Whether that will still be the case by the end of the month, who knows? Yesterday, the Philadelphia Phillies set a nerve-wracking precedent by quietly placing four players — including former O’s reliever Tommy Hunter — on the injured list with undisclosed injuries, which has led to speculation that they tested positive for COVID-19. As part of MLB’s health and safety protocols this year, players can be placed on a COVID-19 injury list, but teams are not allowed to announce which players are going on the list because of health safety laws. So players being put on the IL without their specific injuries being announced is, well, kind of a dead giveaway that they’re headed to that list.
Those four Phillies players are likely just the beginning. In the coming days and weeks, and all throughout the season (however long it lasts), we’ll surely see other players dropping off MLB rosters due to coronavirus, even if those transactions can’t officially be announced. Will the number of affected players be low enough — and the cases mild enough — that MLB can justify continuing to play out the season? I hope so, but I’m skeptical.
So far, the Orioles apparently haven’t had any COVID-related complications as players have arrived to camp. That, of course, could change. For now, though, they’ll be on the field at Camden Yards at last, training in earnest in hopes of a July 23 or 24 Opening Day.
Orioles still deciding next step for Kjerstad after signing him - School of Roch
With the minor league season officially canceled, the O’s have nowhere to send newly drafted Heston Kjerstad for actual competition, which stinks. But at least that’ll do away with one of my least favorite post-draft traditions, where fans turn into panicky second-guessers when their top pick struggles for his first two or three days in affiliated ball.
Orioles’ Bleier: ‘These are regular major league games and we need to be ready for them’ - BaltimoreBaseball.com
In my head, the question that prompted that headline quote was, “What kind of games are these? Do you need to be ready for them?” That was not the case, but this is a good interview with Richard Bleier all the same.
Simulating the 2020 Orioles: A final look at how the club’s top prospects fared – The Athletic
Dan Connolly’s simulated Orioles finished with the worst record in the majors, but there were some standout performances on the (virtual) farm, including Adley Rutschman and Yusniel Diaz. Not so much for Grayson Rodriguez and Austin Hays, though.
Will the 2020 season produce a legit World Series champion? - Steve Melewski
If the 2017 Astros’ championship still counts, then this one should, too.
Orioles birthdays and history
Is today your birthday?
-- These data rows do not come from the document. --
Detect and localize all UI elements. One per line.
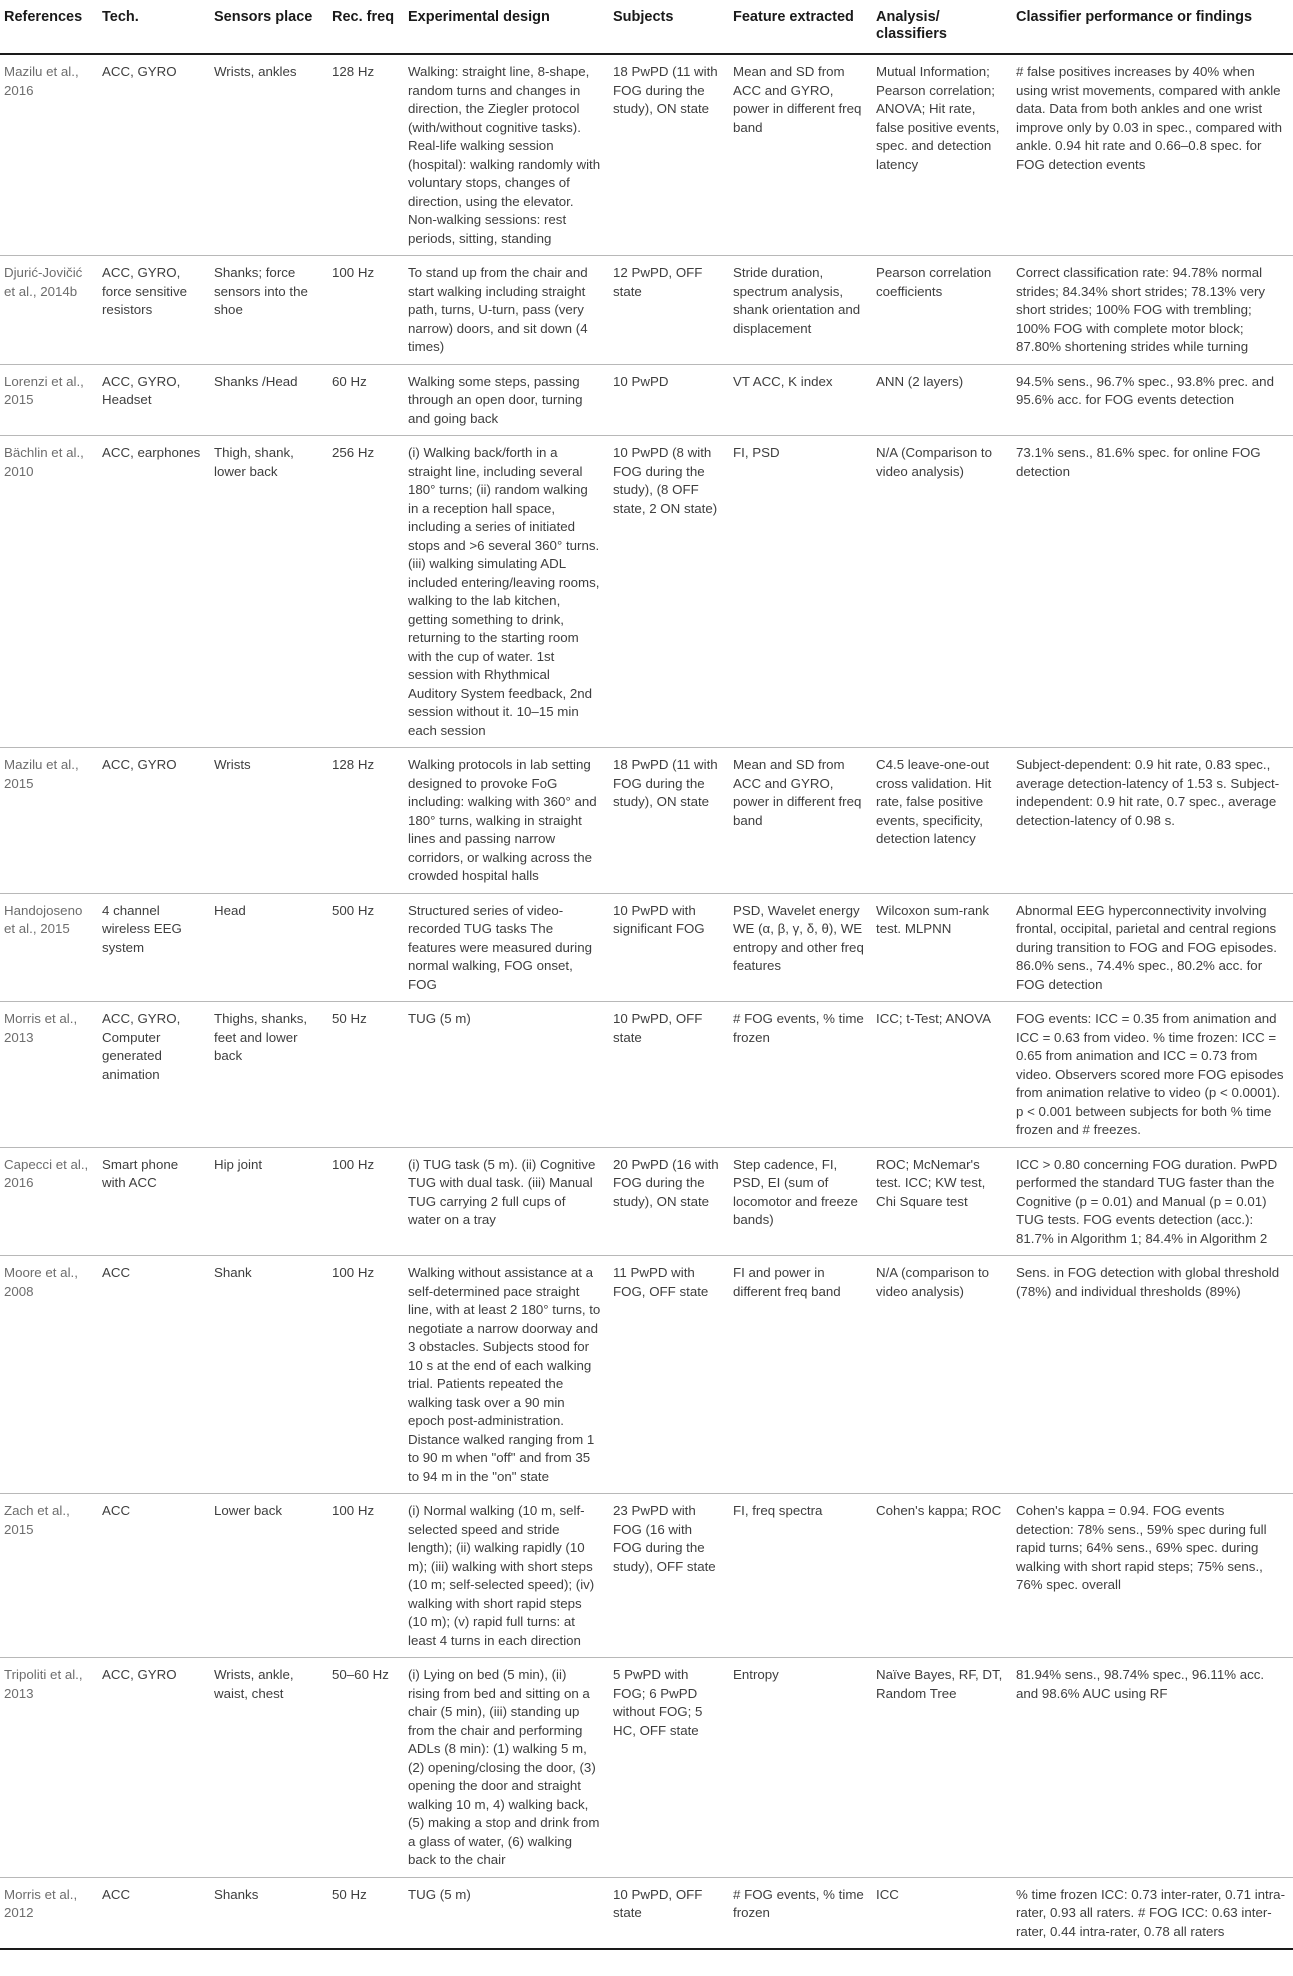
- analysis-cell: C4.5 leave-one-out cross validation. Hit rate, false positive events, specificity, detection latency: [872, 748, 1012, 894]
- experimental-design-cell: Walking without assistance at a self-determined pace straight line, with at least 2 180° turns, to negotiate a narrow doorway and 3 obstacles. Subjects stood for 10 s at the end of each walking trial. Patients repeated the walking task over a 90 min epoch post-administration. Distance walked ranging from 1 to 90 m when "off" and from 35 to 94 m in the "on" state: [404, 1256, 609, 1494]
- tech-cell: ACC: [98, 1256, 210, 1494]
- header-sensors-place: Sensors place: [210, 0, 328, 54]
- analysis-cell: ICC; t-Test; ANOVA: [872, 1002, 1012, 1148]
- tech-cell: ACC, GYRO: [98, 54, 210, 256]
- performance-cell: 73.1% sens., 81.6% spec. for online FOG detection: [1012, 436, 1293, 748]
- header-tech: Tech.: [98, 0, 210, 54]
- subjects-cell: 11 PwPD with FOG, OFF state: [609, 1256, 729, 1494]
- reference-cell: Mazilu et al., 2015: [0, 748, 98, 894]
- experimental-design-cell: (i) TUG task (5 m). (ii) Cognitive TUG with dual task. (iii) Manual TUG carrying 2 full cups of water on a tray: [404, 1147, 609, 1256]
- sensors-place-cell: Lower back: [210, 1494, 328, 1658]
- rec-freq-cell: 50 Hz: [328, 1002, 404, 1148]
- experimental-design-cell: (i) Lying on bed (5 min), (ii) rising from bed and sitting on a chair (5 min), (iii) standing up from the chair and performing ADLs (8 min): (1) walking 5 m, (2) opening/closing the door, (3) opening the door and straight walking 10 m, 4) walking back, (5) making a stop and drink from a glass of water, (6) walking back to the chair: [404, 1658, 609, 1878]
- rec-freq-cell: 100 Hz: [328, 256, 404, 365]
- reference-cell: Lorenzi et al., 2015: [0, 364, 98, 436]
- subjects-cell: 10 PwPD with significant FOG: [609, 893, 729, 1002]
- tech-cell: ACC, earphones: [98, 436, 210, 748]
- table-body: [0, 54, 1293, 1949]
- feature-extracted-cell: # FOG events, % time frozen: [729, 1877, 872, 1949]
- reference-cell: Bächlin et al., 2010: [0, 436, 98, 748]
- tech-cell: ACC, GYRO, Computer generated animation: [98, 1002, 210, 1148]
- subjects-cell: 12 PwPD, OFF state: [609, 256, 729, 365]
- reference-cell: Tripoliti et al., 2013: [0, 1658, 98, 1878]
- header-experimental-design: Experimental design: [404, 0, 609, 54]
- feature-extracted-cell: FI, freq spectra: [729, 1494, 872, 1658]
- header-subjects: Subjects: [609, 0, 729, 54]
- header-row: [0, 0, 1293, 54]
- analysis-cell: Cohen's kappa; ROC: [872, 1494, 1012, 1658]
- sensors-place-cell: Head: [210, 893, 328, 1002]
- table-row: [0, 1002, 1293, 1148]
- analysis-cell: ANN (2 layers): [872, 364, 1012, 436]
- tech-cell: Smart phone with ACC: [98, 1147, 210, 1256]
- sensors-place-cell: Thigh, shank, lower back: [210, 436, 328, 748]
- reference-cell: Mazilu et al., 2016: [0, 54, 98, 256]
- header-classifier-performance: Classifier performance or findings: [1012, 0, 1293, 54]
- performance-cell: Cohen's kappa = 0.94. FOG events detection: 78% sens., 59% spec during full rapid turns; 64% sens., 69% spec. during walking with short rapid steps; 75% sens., 76% spec. overall: [1012, 1494, 1293, 1658]
- table-row: [0, 1147, 1293, 1256]
- performance-cell: Sens. in FOG detection with global threshold (78%) and individual thresholds (89%): [1012, 1256, 1293, 1494]
- analysis-cell: Naïve Bayes, RF, DT, Random Tree: [872, 1658, 1012, 1878]
- experimental-design-cell: (i) Normal walking (10 m, self-selected speed and stride length); (ii) walking rapidly (10 m); (iii) walking with short steps (10 m; self-selected speed); (iv) walking with short rapid steps (10 m); (v) rapid full turns: at least 4 turns in each direction: [404, 1494, 609, 1658]
- experimental-design-cell: Walking some steps, passing through an open door, turning and going back: [404, 364, 609, 436]
- feature-extracted-cell: FI, PSD: [729, 436, 872, 748]
- tech-cell: ACC: [98, 1494, 210, 1658]
- table-row: [0, 748, 1293, 894]
- analysis-cell: Pearson correlation coefficients: [872, 256, 1012, 365]
- sensors-place-cell: Wrists, ankles: [210, 54, 328, 256]
- rec-freq-cell: 100 Hz: [328, 1147, 404, 1256]
- reference-cell: Capecci et al., 2016: [0, 1147, 98, 1256]
- feature-extracted-cell: VT ACC, K index: [729, 364, 872, 436]
- performance-cell: 81.94% sens., 98.74% spec., 96.11% acc. and 98.6% AUC using RF: [1012, 1658, 1293, 1878]
- table-row: [0, 1494, 1293, 1658]
- header-rec-freq: Rec. freq: [328, 0, 404, 54]
- table-row: [0, 1256, 1293, 1494]
- reference-cell: Morris et al., 2013: [0, 1002, 98, 1148]
- tech-cell: ACC, GYRO, Headset: [98, 364, 210, 436]
- rec-freq-cell: 128 Hz: [328, 54, 404, 256]
- experimental-design-cell: TUG (5 m): [404, 1877, 609, 1949]
- subjects-cell: 10 PwPD, OFF state: [609, 1877, 729, 1949]
- feature-extracted-cell: Stride duration, spectrum analysis, shank orientation and displacement: [729, 256, 872, 365]
- header-analysis-classifiers: Analysis/ classifiers: [872, 0, 1012, 54]
- subjects-cell: 20 PwPD (16 with FOG during the study), ON state: [609, 1147, 729, 1256]
- analysis-cell: ROC; McNemar's test. ICC; KW test, Chi Square test: [872, 1147, 1012, 1256]
- analysis-cell: ICC: [872, 1877, 1012, 1949]
- rec-freq-cell: 500 Hz: [328, 893, 404, 1002]
- performance-cell: Correct classification rate: 94.78% normal strides; 84.34% short strides; 78.13% very short strides; 100% FOG with trembling; 100% FOG with complete motor block; 87.80% shortening strides while turning: [1012, 256, 1293, 365]
- performance-cell: ICC > 0.80 concerning FOG duration. PwPD performed the standard TUG faster than the Cognitive (p = 0.01) and Manual (p = 0.01) TUG tests. FOG events detection (acc.): 81.7% in Algorithm 1; 84.4% in Algorithm 2: [1012, 1147, 1293, 1256]
- feature-extracted-cell: Entropy: [729, 1658, 872, 1878]
- table-row: [0, 364, 1293, 436]
- tech-cell: ACC, GYRO, force sensitive resistors: [98, 256, 210, 365]
- performance-cell: Subject-dependent: 0.9 hit rate, 0.83 spec., average detection-latency of 1.53 s. Subject-independent: 0.9 hit rate, 0.7 spec., average detection-latency of 0.98 s.: [1012, 748, 1293, 894]
- feature-extracted-cell: FI and power in different freq band: [729, 1256, 872, 1494]
- rec-freq-cell: 100 Hz: [328, 1256, 404, 1494]
- rec-freq-cell: 256 Hz: [328, 436, 404, 748]
- performance-cell: 94.5% sens., 96.7% spec., 93.8% prec. and 95.6% acc. for FOG events detection: [1012, 364, 1293, 436]
- sensors-place-cell: Wrists, ankle, waist, chest: [210, 1658, 328, 1878]
- feature-extracted-cell: # FOG events, % time frozen: [729, 1002, 872, 1148]
- sensors-place-cell: Shanks: [210, 1877, 328, 1949]
- sensors-place-cell: Shanks /Head: [210, 364, 328, 436]
- performance-cell: FOG events: ICC = 0.35 from animation and ICC = 0.63 from video. % time frozen: ICC = 0.65 from animation and ICC = 0.73 from video. Observers scored more FOG episodes from animation relative to video (p < 0.0001). p < 0.001 between subjects for both % time frozen and # freezes.: [1012, 1002, 1293, 1148]
- table-row: [0, 54, 1293, 256]
- analysis-cell: Wilcoxon sum-rank test. MLPNN: [872, 893, 1012, 1002]
- tech-cell: ACC: [98, 1877, 210, 1949]
- performance-cell: # false positives increases by 40% when using wrist movements, compared with ankle data. Data from both ankles and one wrist improve only by 0.03 in spec., compared with ankle. 0.94 hit rate and 0.66–0.8 spec. for FOG detection events: [1012, 54, 1293, 256]
- subjects-cell: 10 PwPD (8 with FOG during the study), (8 OFF state, 2 ON state): [609, 436, 729, 748]
- reference-cell: Moore et al., 2008: [0, 1256, 98, 1494]
- tech-cell: ACC, GYRO: [98, 748, 210, 894]
- feature-extracted-cell: Step cadence, FI, PSD, EI (sum of locomotor and freeze bands): [729, 1147, 872, 1256]
- rec-freq-cell: 128 Hz: [328, 748, 404, 894]
- subjects-cell: 18 PwPD (11 with FOG during the study), ON state: [609, 54, 729, 256]
- subjects-cell: 23 PwPD with FOG (16 with FOG during the study), OFF state: [609, 1494, 729, 1658]
- feature-extracted-cell: Mean and SD from ACC and GYRO, power in different freq band: [729, 748, 872, 894]
- experimental-design-cell: Walking: straight line, 8-shape, random turns and changes in direction, the Ziegler protocol (with/without cognitive tasks). Real-life walking session (hospital): walking randomly with voluntary stops, changes of direction, using the elevator. Non-walking sessions: rest periods, sitting, standing: [404, 54, 609, 256]
- performance-cell: Abnormal EEG hyperconnectivity involving frontal, occipital, parietal and central regions during transition to FOG and FOG episodes. 86.0% sens., 74.4% spec., 80.2% acc. for FOG detection: [1012, 893, 1293, 1002]
- experimental-design-cell: TUG (5 m): [404, 1002, 609, 1148]
- performance-cell: % time frozen ICC: 0.73 inter-rater, 0.71 intra-rater, 0.93 all raters. # FOG ICC: 0.63 inter-rater, 0.44 intra-rater, 0.78 all raters: [1012, 1877, 1293, 1949]
- sensors-place-cell: Shank: [210, 1256, 328, 1494]
- table-row: [0, 1877, 1293, 1949]
- sensors-place-cell: Hip joint: [210, 1147, 328, 1256]
- feature-extracted-cell: Mean and SD from ACC and GYRO, power in different freq band: [729, 54, 872, 256]
- experimental-design-cell: Structured series of video-recorded TUG tasks The features were measured during normal walking, FOG onset, FOG: [404, 893, 609, 1002]
- table-row: [0, 1658, 1293, 1878]
- sensors-place-cell: Shanks; force sensors into the shoe: [210, 256, 328, 365]
- table-row: [0, 893, 1293, 1002]
- analysis-cell: N/A (comparison to video analysis): [872, 1256, 1012, 1494]
- rec-freq-cell: 60 Hz: [328, 364, 404, 436]
- experimental-design-cell: (i) Walking back/forth in a straight line, including several 180° turns; (ii) random walking in a reception hall space, including a series of initiated stops and >6 several 360° turns. (iii) walking simulating ADL included entering/leaving rooms, walking to the lab kitchen, getting something to drink, returning to the starting room with the cup of water. 1st session with Rhythmical Auditory System feedback, 2nd session without it. 10–15 min each session: [404, 436, 609, 748]
- subjects-cell: 18 PwPD (11 with FOG during the study), ON state: [609, 748, 729, 894]
- subjects-cell: 10 PwPD, OFF state: [609, 1002, 729, 1148]
- header-references: References: [0, 0, 98, 54]
- rec-freq-cell: 50 Hz: [328, 1877, 404, 1949]
- sensors-place-cell: Wrists: [210, 748, 328, 894]
- analysis-cell: Mutual Information; Pearson correlation; ANOVA; Hit rate, false positive events, spec. and detection latency: [872, 54, 1012, 256]
- reference-cell: Handojoseno et al., 2015: [0, 893, 98, 1002]
- sensors-place-cell: Thighs, shanks, feet and lower back: [210, 1002, 328, 1148]
- table-row: [0, 436, 1293, 748]
- table-row: [0, 256, 1293, 365]
- header-feature-extracted: Feature extracted: [729, 0, 872, 54]
- rec-freq-cell: 50–60 Hz: [328, 1658, 404, 1878]
- reference-cell: Morris et al., 2012: [0, 1877, 98, 1949]
- subjects-cell: 10 PwPD: [609, 364, 729, 436]
- experimental-design-cell: Walking protocols in lab setting designed to provoke FoG including: walking with 360° and 180° turns, walking in straight lines and passing narrow corridors, or walking across the crowded hospital halls: [404, 748, 609, 894]
- subjects-cell: 5 PwPD with FOG; 6 PwPD without FOG; 5 HC, OFF state: [609, 1658, 729, 1878]
- experimental-design-cell: To stand up from the chair and start walking including straight path, turns, U-turn, pass (very narrow) doors, and sit down (4 times): [404, 256, 609, 365]
- analysis-cell: N/A (Comparison to video analysis): [872, 436, 1012, 748]
- reference-cell: Zach et al., 2015: [0, 1494, 98, 1658]
- tech-cell: 4 channel wireless EEG system: [98, 893, 210, 1002]
- feature-extracted-cell: PSD, Wavelet energy WE (α, β, γ, δ, θ), WE entropy and other freq features: [729, 893, 872, 1002]
- rec-freq-cell: 100 Hz: [328, 1494, 404, 1658]
- tech-cell: ACC, GYRO: [98, 1658, 210, 1878]
- reference-cell: Djurić-Jovičić et al., 2014b: [0, 256, 98, 365]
Happy birthday! You share your day with three ex-Orioles, including the aforementioned Tommy Hunter, who turns 34. If he does indeed have COVID-19, today is certainly not the best birthday he’s ever had. Let’s hope Hunter has a speedy recovery. Other ex-Orioles born on this day are 1979 lefty Jeff Rineer (65), who appeared in only one MLB game and recorded three outs while facing two batters, and the late 1957-60 outfielder Al Pilarcik (b. 1930, d. 2010).
July 3 has been a banner day in Orioles history. From 1961-1974, the Orioles won 15 consecutive games on this date, including three doubleheader sweeps. A common theme of that streak was brilliant starting pitching. The Birds threw a whopping eight complete games in that stretch, including two apiece by Milt Pappas and Pat Dobson, and one each by Wally Bunker, Tom Phoebus, Jim Hardin, and Mike Cuellar.
Honorable mentions: In 1967, Phoebus and reliever Moe Drabowsky combined for 14 scoreless innings in Chicago, with the O’s ultimately winning a 1-0 game. And in 1974, after starter Dave McNally was ejected in the first inning for arguing a pair of balk calls, Doyle Alexander threw 8.2 scoreless innings of relief in a victory at Fenway. McNally came back to pitch in relief in the second game of the doubleheader, getting the final two outs for one of just two saves in his career.
The O’s offense also shined during the July 3 win streak. In 1965, they scored seven runs in the eighth inning — including three-run homers by both Curt Blefary and Jerry Adair — to beat Cleveland, 8-4, and in 1973 they put up a six-spot in the eighth for a 9-7 comeback over the Brewers in the opener of a doubleheader, then won the nightcap on an Elrod Hendricks walkoff homer in the 10th.